The more concentrated research of the biographer has often to reverse the verdict of the historian, and in this case it must acquit Livia of either craft or vice. It is a singular error to say that Livia had no “honest eulogium” in her own day. The Roman Senate is exposed to the disdain of historians for its obsequiousness to the reigning Emperor, yet, at the death of Livia, it sought to honour her memory in spite of the resentment of Tiberius. The Emperor had refused to go to Rome, either to see her before death or to attend her funeral. He gave to Rome an example of silent indifference. Yet he had to use his authority to prevent the Senate from decreeing divine honours to Livia, building an arch to her memory, and declaring her “mother of her country.” Dio remarks that the Senators were moved to do these things out of sincere gratitude and respect. Few of the less wealthy members of the Senate had not profited by her generosity. Their children had been educated, and their daughters had received dowries, from her purse. Her generosity is recognized by all the authorities. Her humanity is made plain by the contents of this chapter.

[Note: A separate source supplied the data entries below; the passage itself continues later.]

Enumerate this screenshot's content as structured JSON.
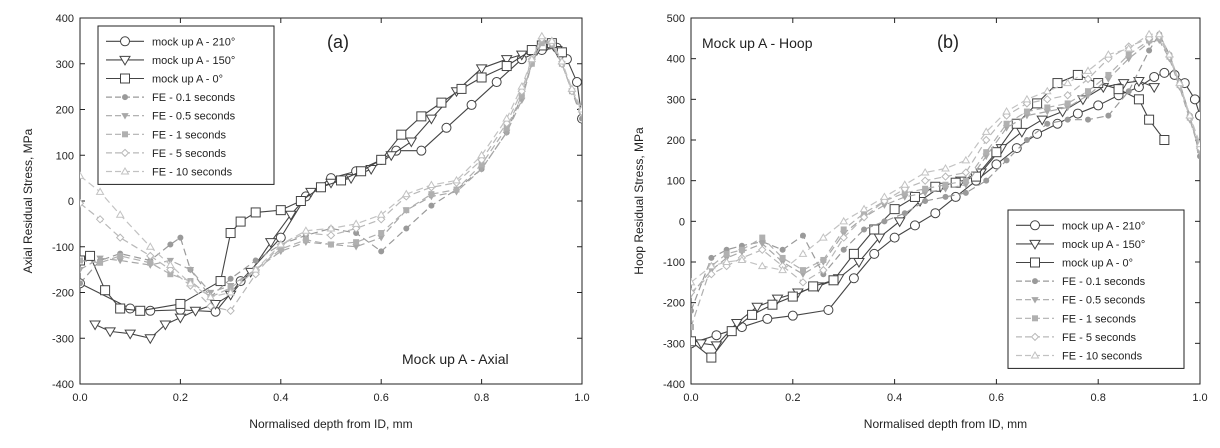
{
  "chart_data": [
    {
      "type": "line",
      "panel_label": "(a)",
      "annotation": "Mock up A - Axial",
      "xlabel": "Normalised depth from ID, mm",
      "ylabel": "Axial Residual Stress, MPa",
      "xlim": [
        0.0,
        1.0
      ],
      "ylim": [
        -400,
        400
      ],
      "xticks": [
        0.0,
        0.2,
        0.4,
        0.6,
        0.8,
        1.0
      ],
      "yticks": [
        -400,
        -300,
        -200,
        -100,
        0,
        100,
        200,
        300,
        400
      ],
      "legend_position": "top-left",
      "series": [
        {
          "name": "mock up A - 210°",
          "marker": "circle",
          "dash": false,
          "x": [
            0.0,
            0.1,
            0.14,
            0.2,
            0.27,
            0.32,
            0.4,
            0.45,
            0.5,
            0.55,
            0.6,
            0.63,
            0.68,
            0.73,
            0.78,
            0.83,
            0.88,
            0.92,
            0.95,
            0.97,
            0.99,
            1.0
          ],
          "y": [
            -180,
            -235,
            -240,
            -238,
            -242,
            -175,
            -80,
            10,
            50,
            65,
            90,
            110,
            110,
            160,
            210,
            260,
            310,
            330,
            335,
            310,
            260,
            180
          ]
        },
        {
          "name": "mock up A - 150°",
          "marker": "triangle-down",
          "dash": false,
          "x": [
            0.03,
            0.06,
            0.1,
            0.14,
            0.17,
            0.2,
            0.23,
            0.27,
            0.3,
            0.34,
            0.38,
            0.42,
            0.46,
            0.5,
            0.54,
            0.58,
            0.62,
            0.66,
            0.7,
            0.75,
            0.8,
            0.85,
            0.88,
            0.91,
            0.93,
            0.95
          ],
          "y": [
            -270,
            -285,
            -290,
            -300,
            -270,
            -255,
            -240,
            -225,
            -205,
            -155,
            -90,
            -30,
            20,
            40,
            50,
            70,
            100,
            130,
            180,
            240,
            290,
            310,
            320,
            330,
            340,
            330
          ]
        },
        {
          "name": "mock up A - 0°",
          "marker": "square",
          "dash": false,
          "x": [
            0.0,
            0.02,
            0.05,
            0.08,
            0.12,
            0.2,
            0.28,
            0.3,
            0.32,
            0.35,
            0.4,
            0.44,
            0.48,
            0.52,
            0.56,
            0.6,
            0.64,
            0.68,
            0.72,
            0.76,
            0.8,
            0.85,
            0.9,
            0.92,
            0.94,
            0.96
          ],
          "y": [
            -130,
            -120,
            -195,
            -235,
            -240,
            -225,
            -175,
            -70,
            -45,
            -25,
            -20,
            0,
            30,
            45,
            65,
            90,
            145,
            185,
            215,
            245,
            270,
            295,
            330,
            340,
            345,
            325
          ]
        },
        {
          "name": "FE - 0.1 seconds",
          "marker": "dot",
          "dash": true,
          "x": [
            0.0,
            0.04,
            0.08,
            0.14,
            0.18,
            0.2,
            0.22,
            0.26,
            0.3,
            0.35,
            0.4,
            0.45,
            0.5,
            0.55,
            0.6,
            0.65,
            0.7,
            0.75,
            0.8,
            0.85,
            0.88,
            0.9,
            0.92,
            0.94,
            0.96,
            0.98,
            1.0
          ],
          "y": [
            -180,
            -130,
            -115,
            -130,
            -95,
            -80,
            -150,
            -210,
            -170,
            -130,
            -95,
            -75,
            -60,
            -70,
            -110,
            -60,
            -10,
            25,
            70,
            150,
            230,
            300,
            350,
            340,
            300,
            240,
            180
          ]
        },
        {
          "name": "FE - 0.5 seconds",
          "marker": "triangle-down-filled",
          "dash": true,
          "x": [
            0.0,
            0.04,
            0.08,
            0.14,
            0.18,
            0.22,
            0.26,
            0.3,
            0.35,
            0.4,
            0.45,
            0.5,
            0.55,
            0.6,
            0.65,
            0.7,
            0.75,
            0.8,
            0.85,
            0.88,
            0.9,
            0.92,
            0.94,
            0.96,
            0.98,
            1.0
          ],
          "y": [
            -150,
            -125,
            -130,
            -140,
            -130,
            -150,
            -200,
            -185,
            -150,
            -110,
            -90,
            -95,
            -100,
            -80,
            -20,
            10,
            20,
            70,
            150,
            220,
            300,
            350,
            345,
            300,
            240,
            190
          ]
        },
        {
          "name": "FE - 1 seconds",
          "marker": "square-filled",
          "dash": true,
          "x": [
            0.0,
            0.04,
            0.08,
            0.14,
            0.18,
            0.22,
            0.26,
            0.3,
            0.35,
            0.4,
            0.45,
            0.5,
            0.55,
            0.6,
            0.65,
            0.7,
            0.75,
            0.8,
            0.85,
            0.88,
            0.9,
            0.92,
            0.94,
            0.96,
            0.98,
            1.0
          ],
          "y": [
            -130,
            -135,
            -120,
            -135,
            -160,
            -175,
            -210,
            -190,
            -150,
            -105,
            -85,
            -95,
            -90,
            -70,
            -20,
            15,
            25,
            80,
            160,
            230,
            300,
            345,
            345,
            300,
            240,
            195
          ]
        },
        {
          "name": "FE - 5 seconds",
          "marker": "diamond",
          "dash": true,
          "x": [
            0.0,
            0.04,
            0.08,
            0.14,
            0.18,
            0.22,
            0.26,
            0.3,
            0.35,
            0.4,
            0.45,
            0.5,
            0.55,
            0.6,
            0.65,
            0.7,
            0.75,
            0.8,
            0.85,
            0.88,
            0.9,
            0.92,
            0.94,
            0.96,
            0.98,
            1.0
          ],
          "y": [
            -5,
            -40,
            -80,
            -120,
            -150,
            -185,
            -230,
            -240,
            -160,
            -95,
            -70,
            -75,
            -60,
            -40,
            10,
            30,
            40,
            90,
            170,
            240,
            310,
            355,
            345,
            300,
            240,
            195
          ]
        },
        {
          "name": "FE - 10 seconds",
          "marker": "triangle-up",
          "dash": true,
          "x": [
            0.0,
            0.04,
            0.08,
            0.14,
            0.18,
            0.22,
            0.26,
            0.3,
            0.35,
            0.4,
            0.45,
            0.5,
            0.55,
            0.6,
            0.65,
            0.7,
            0.75,
            0.8,
            0.85,
            0.88,
            0.9,
            0.92,
            0.94,
            0.96,
            0.98,
            1.0
          ],
          "y": [
            55,
            20,
            -30,
            -100,
            -140,
            -180,
            -210,
            -200,
            -150,
            -95,
            -65,
            -60,
            -50,
            -30,
            15,
            35,
            45,
            100,
            180,
            250,
            310,
            360,
            350,
            305,
            245,
            200
          ]
        }
      ]
    },
    {
      "type": "line",
      "panel_label": "(b)",
      "annotation": "Mock up A - Hoop",
      "xlabel": "Normalised depth from ID, mm",
      "ylabel": "Hoop Residual Stress, MPa",
      "xlim": [
        0.0,
        1.0
      ],
      "ylim": [
        -400,
        500
      ],
      "xticks": [
        0.0,
        0.2,
        0.4,
        0.6,
        0.8,
        1.0
      ],
      "yticks": [
        -400,
        -300,
        -200,
        -100,
        0,
        100,
        200,
        300,
        400,
        500
      ],
      "legend_position": "bottom-right",
      "series": [
        {
          "name": "mock up A - 210°",
          "marker": "circle",
          "dash": false,
          "x": [
            0.0,
            0.05,
            0.1,
            0.15,
            0.2,
            0.27,
            0.32,
            0.36,
            0.4,
            0.44,
            0.48,
            0.52,
            0.56,
            0.6,
            0.64,
            0.68,
            0.72,
            0.76,
            0.8,
            0.84,
            0.88,
            0.91,
            0.93,
            0.95,
            0.97,
            0.99,
            1.0
          ],
          "y": [
            -300,
            -280,
            -260,
            -240,
            -232,
            -218,
            -140,
            -80,
            -40,
            -10,
            20,
            60,
            100,
            140,
            180,
            215,
            240,
            265,
            285,
            310,
            330,
            355,
            365,
            360,
            340,
            300,
            260
          ]
        },
        {
          "name": "mock up A - 150°",
          "marker": "triangle-down",
          "dash": false,
          "x": [
            0.02,
            0.05,
            0.09,
            0.13,
            0.17,
            0.21,
            0.25,
            0.29,
            0.33,
            0.37,
            0.41,
            0.45,
            0.49,
            0.53,
            0.57,
            0.61,
            0.65,
            0.69,
            0.73,
            0.77,
            0.81,
            0.85,
            0.88,
            0.91
          ],
          "y": [
            -300,
            -305,
            -250,
            -210,
            -190,
            -175,
            -160,
            -140,
            -100,
            -40,
            0,
            50,
            85,
            100,
            120,
            180,
            220,
            250,
            270,
            300,
            330,
            340,
            345,
            330
          ]
        },
        {
          "name": "mock up A - 0°",
          "marker": "square",
          "dash": false,
          "x": [
            0.0,
            0.04,
            0.08,
            0.12,
            0.16,
            0.2,
            0.24,
            0.28,
            0.32,
            0.36,
            0.4,
            0.44,
            0.48,
            0.52,
            0.56,
            0.6,
            0.64,
            0.68,
            0.72,
            0.76,
            0.8,
            0.84,
            0.88,
            0.9,
            0.93
          ],
          "y": [
            -295,
            -335,
            -270,
            -230,
            -205,
            -185,
            -160,
            -145,
            -80,
            -20,
            30,
            60,
            85,
            95,
            110,
            170,
            240,
            290,
            340,
            360,
            340,
            325,
            300,
            250,
            200
          ]
        },
        {
          "name": "FE - 0.1 seconds",
          "marker": "dot",
          "dash": true,
          "x": [
            0.0,
            0.04,
            0.07,
            0.1,
            0.14,
            0.18,
            0.22,
            0.26,
            0.3,
            0.34,
            0.38,
            0.42,
            0.46,
            0.5,
            0.54,
            0.58,
            0.62,
            0.66,
            0.7,
            0.74,
            0.78,
            0.82,
            0.86,
            0.9,
            0.92,
            0.94,
            0.96,
            0.98,
            1.0
          ],
          "y": [
            -220,
            -90,
            -70,
            -60,
            -50,
            -70,
            -35,
            -130,
            -70,
            -20,
            0,
            20,
            50,
            60,
            70,
            100,
            150,
            200,
            240,
            250,
            250,
            260,
            320,
            420,
            460,
            410,
            340,
            260,
            160
          ]
        },
        {
          "name": "FE - 0.5 seconds",
          "marker": "triangle-down-filled",
          "dash": true,
          "x": [
            0.0,
            0.04,
            0.07,
            0.1,
            0.14,
            0.18,
            0.22,
            0.26,
            0.3,
            0.34,
            0.38,
            0.42,
            0.46,
            0.5,
            0.54,
            0.58,
            0.62,
            0.66,
            0.7,
            0.74,
            0.78,
            0.82,
            0.86,
            0.9,
            0.92,
            0.94,
            0.96,
            0.98,
            1.0
          ],
          "y": [
            -180,
            -120,
            -90,
            -75,
            -55,
            -100,
            -130,
            -100,
            -30,
            10,
            40,
            60,
            70,
            80,
            90,
            160,
            230,
            260,
            270,
            280,
            310,
            350,
            400,
            440,
            445,
            400,
            330,
            250,
            170
          ]
        },
        {
          "name": "FE - 1 seconds",
          "marker": "square-filled",
          "dash": true,
          "x": [
            0.0,
            0.04,
            0.07,
            0.1,
            0.14,
            0.18,
            0.22,
            0.26,
            0.3,
            0.34,
            0.38,
            0.42,
            0.46,
            0.5,
            0.54,
            0.58,
            0.62,
            0.66,
            0.7,
            0.74,
            0.78,
            0.82,
            0.86,
            0.9,
            0.92,
            0.94,
            0.96,
            0.98,
            1.0
          ],
          "y": [
            -260,
            -110,
            -80,
            -70,
            -40,
            -90,
            -120,
            -95,
            -20,
            20,
            50,
            70,
            80,
            90,
            100,
            170,
            240,
            270,
            280,
            290,
            320,
            360,
            410,
            445,
            450,
            405,
            335,
            255,
            175
          ]
        },
        {
          "name": "FE - 5 seconds",
          "marker": "diamond",
          "dash": true,
          "x": [
            0.0,
            0.04,
            0.07,
            0.1,
            0.14,
            0.18,
            0.22,
            0.26,
            0.3,
            0.34,
            0.38,
            0.42,
            0.46,
            0.5,
            0.54,
            0.58,
            0.62,
            0.66,
            0.7,
            0.74,
            0.78,
            0.82,
            0.86,
            0.9,
            0.92,
            0.94,
            0.96,
            0.98,
            1.0
          ],
          "y": [
            -175,
            -130,
            -110,
            -90,
            -70,
            -110,
            -150,
            -120,
            -40,
            10,
            50,
            80,
            100,
            110,
            120,
            200,
            260,
            290,
            300,
            310,
            350,
            400,
            430,
            450,
            455,
            405,
            335,
            255,
            180
          ]
        },
        {
          "name": "FE - 10 seconds",
          "marker": "triangle-up",
          "dash": true,
          "x": [
            0.0,
            0.04,
            0.07,
            0.1,
            0.14,
            0.18,
            0.22,
            0.26,
            0.3,
            0.34,
            0.38,
            0.42,
            0.46,
            0.5,
            0.54,
            0.58,
            0.62,
            0.66,
            0.7,
            0.74,
            0.78,
            0.82,
            0.86,
            0.9,
            0.92,
            0.94,
            0.96,
            0.98,
            1.0
          ],
          "y": [
            -150,
            -110,
            -100,
            -95,
            -110,
            -120,
            -80,
            -40,
            0,
            30,
            60,
            90,
            120,
            130,
            150,
            220,
            270,
            300,
            320,
            340,
            370,
            410,
            425,
            460,
            460,
            410,
            340,
            260,
            190
          ]
        }
      ]
    }
  ]
}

The adverse estimate of Livia’s character is chiefly based on the “Annals” of Tacitus, and it has long been recognized that Tacitus drew his account largely from the memoirs of the younger Agrippina, daughter of the woman who hated Livia. Yet Tacitus adds, when he has recorded the death of Livia: “From this moment the government of Tiberius became a sheer oppressive despotism. While Augusta lived one avenue of escape remained open, for the Emperor was habitually deferent toward his mother, and Sejanus dared not thwart her parental authority; but when this curb was removed, there was nothing to check their further career.”[7]